El éxito de Castellano, que no solo supervisaba los entrenamientos, sino que también formaba el equipo, tuvo un correlato histórico: a partir de ese momento, los dirigentes de la Asociación Amateurs Argentina de Fútbol, la entidad que conducía los destinos del deporte desde 1927, entendieron que la experiencia de Vélez debía replicarse en los seleccionados nacionales. Y que era necesario designar al frente de los mismos a alguien que se hiciera cargo de las convocatorias y de las formaciones, hasta entonces bajo la responsabilidad de los delegados de los clubes y sometidas a todo tipo de tejes y manejes.

Siempre de acuerdo con la descripción de Aira, la idea fue buscar alguien con espalda, con un nombre que le permitiera asumir decisiones difíciles. Y en agosto de 1929 se designó a Francisco Olazar, una vieja gloria del Racing siete veces campeón en la década del ’10, para que arme y conduzca los equipos argentinos que debían participar del Sudamericano de ese año en Buenos Aires, y del Mundial de 1930 en Montevideo. Así se hizo y en los hechos, Olazar fue el primer “seleccionador e instructor” de los equipos nacionales. El verdadero antecesor de Lionel Scaloni en esa tarea.

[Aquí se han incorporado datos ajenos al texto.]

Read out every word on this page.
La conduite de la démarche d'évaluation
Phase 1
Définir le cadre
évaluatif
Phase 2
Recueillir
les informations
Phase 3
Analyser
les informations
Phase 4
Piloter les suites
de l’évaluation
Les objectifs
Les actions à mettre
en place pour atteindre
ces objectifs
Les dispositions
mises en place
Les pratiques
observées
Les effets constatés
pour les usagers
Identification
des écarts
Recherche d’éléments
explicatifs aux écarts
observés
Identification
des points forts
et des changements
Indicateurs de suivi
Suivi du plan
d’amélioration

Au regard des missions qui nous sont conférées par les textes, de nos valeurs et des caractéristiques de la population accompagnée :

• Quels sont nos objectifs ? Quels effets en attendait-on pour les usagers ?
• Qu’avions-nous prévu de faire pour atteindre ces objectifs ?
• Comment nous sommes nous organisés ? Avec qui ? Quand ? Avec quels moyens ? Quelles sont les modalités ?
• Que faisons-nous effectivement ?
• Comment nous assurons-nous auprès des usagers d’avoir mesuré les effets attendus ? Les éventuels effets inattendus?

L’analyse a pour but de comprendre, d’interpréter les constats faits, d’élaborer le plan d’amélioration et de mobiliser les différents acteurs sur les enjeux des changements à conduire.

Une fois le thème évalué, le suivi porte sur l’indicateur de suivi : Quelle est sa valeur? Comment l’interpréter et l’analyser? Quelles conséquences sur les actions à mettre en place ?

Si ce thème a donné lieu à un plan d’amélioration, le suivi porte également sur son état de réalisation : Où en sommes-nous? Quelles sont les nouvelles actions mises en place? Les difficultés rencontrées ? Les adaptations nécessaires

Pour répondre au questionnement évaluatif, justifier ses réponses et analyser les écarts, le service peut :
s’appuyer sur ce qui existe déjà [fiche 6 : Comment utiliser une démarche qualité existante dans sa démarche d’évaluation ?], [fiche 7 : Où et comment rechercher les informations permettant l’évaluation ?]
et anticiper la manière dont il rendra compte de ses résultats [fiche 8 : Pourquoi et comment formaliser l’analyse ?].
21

En 90 años de trayectoria, ha habido de todo sentado en los bancos. Y hasta finales de la década del ’50, los que realmente importaban eran los jugadores. Por eso casi no se reconocen equipos de autor. Guillermo Stábile dirigió 20 años la Selección (1938/1958) en los que se lograron cinco títulos sudamericanos ('41, '45, '46, '47 y '57), José María Minella estuvo diez años al frente de River (1947/1957) en los cuales ganó seis campeonatos ('47, '52, '53, '55, '56 y '57) y el único mérito que se les reconocía radicaba en formar el mejor equipo y administrar de manera razonable los notables recursos futbolísticos disponibles.

 

 

Sus instrucciones eran simples y obvias, alejadas de cualquier rebuscamiento. Y al no haber cambios, su importancia durante el juego era ínfima, a lo sumo reservada a cambiar algún hombre de posición. Muchas veces, los técnicos gravitaban más fuera de la cancha, transmitiendo pautas de comportamiento y convivencia a revoltosos muchachos de barrio, que adentro. En el verde césped, los partidos los ganaban y los perdían los jugadores. Ningún técnico era más fuerte que ellos.

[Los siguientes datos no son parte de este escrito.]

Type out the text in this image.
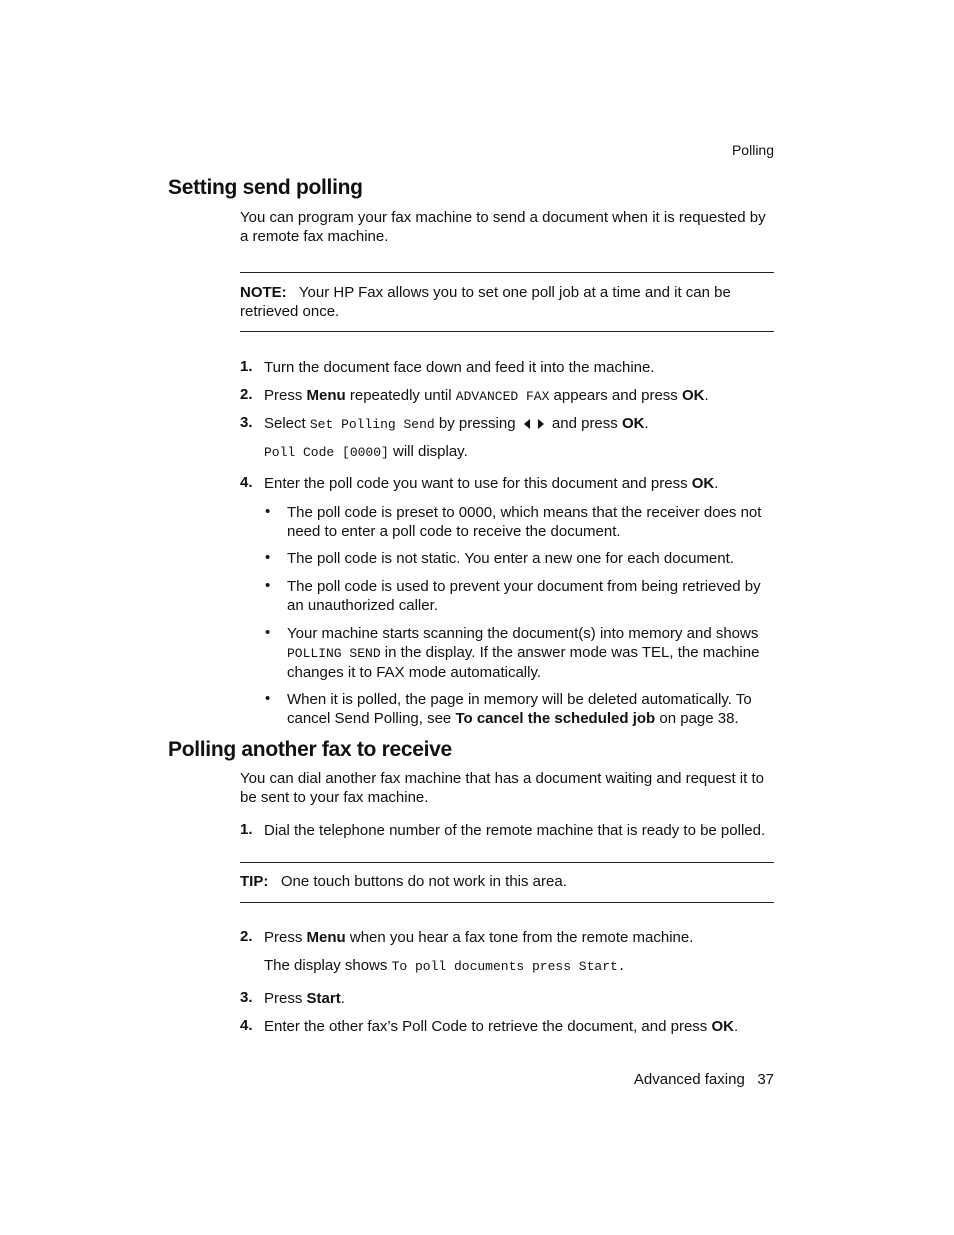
Polling
Setting send polling
You can program your fax machine to send a document when it is requested by a remote fax machine.
NOTE: Your HP Fax allows you to set one poll job at a time and it can be retrieved once.
1. Turn the document face down and feed it into the machine.
2. Press Menu repeatedly until ADVANCED FAX appears and press OK.
3. Select Set Polling Send by pressing  and press OK.
Poll Code [0000] will display.
4. Enter the poll code you want to use for this document and press OK.
• The poll code is preset to 0000, which means that the receiver does not need to enter a poll code to receive the document.
• The poll code is not static. You enter a new one for each document.
• The poll code is used to prevent your document from being retrieved by an unauthorized caller.
• Your machine starts scanning the document(s) into memory and shows POLLING SEND in the display. If the answer mode was TEL, the machine changes it to FAX mode automatically.
• When it is polled, the page in memory will be deleted automatically. To cancel Send Polling, see To cancel the scheduled job on page 38.
Polling another fax to receive
You can dial another fax machine that has a document waiting and request it to be sent to your fax machine.
1. Dial the telephone number of the remote machine that is ready to be polled.
TIP: One touch buttons do not work in this area.
2. Press Menu when you hear a fax tone from the remote machine.
The display shows To poll documents press Start.
3. Press Start.
4. Enter the other fax’s Poll Code to retrieve the document, and press OK.
Advanced faxing 37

Pero después del desastre de Suecia en 1958, la historia se dio vuelta. Se constató que con el talento individual no alcanzaba, y que era necesario enriquecer los esquemas de juego y la preparación física si se pretendían reducir las abismales diferencias existentes en esos rubros. El primer “equipo de José” fue el San Lorenzo campeón de 1959 con la dirección técnica de José Barreiro y los goles de Sanfilippo. Y en 1960, con el advenimiento del Fútbol espectáculo que impulsaron los presidentes de Boca y River (Alberto J. Armando y Antonio Vespucio Liberti), los técnicos empezaron a convertirse en primeras estrellas del show de los domingos y a cobrar cada vez más dinero. Pero también a recibir mayores presiones. De posibilidad deportiva, ganar se transformó en necesidad industrial.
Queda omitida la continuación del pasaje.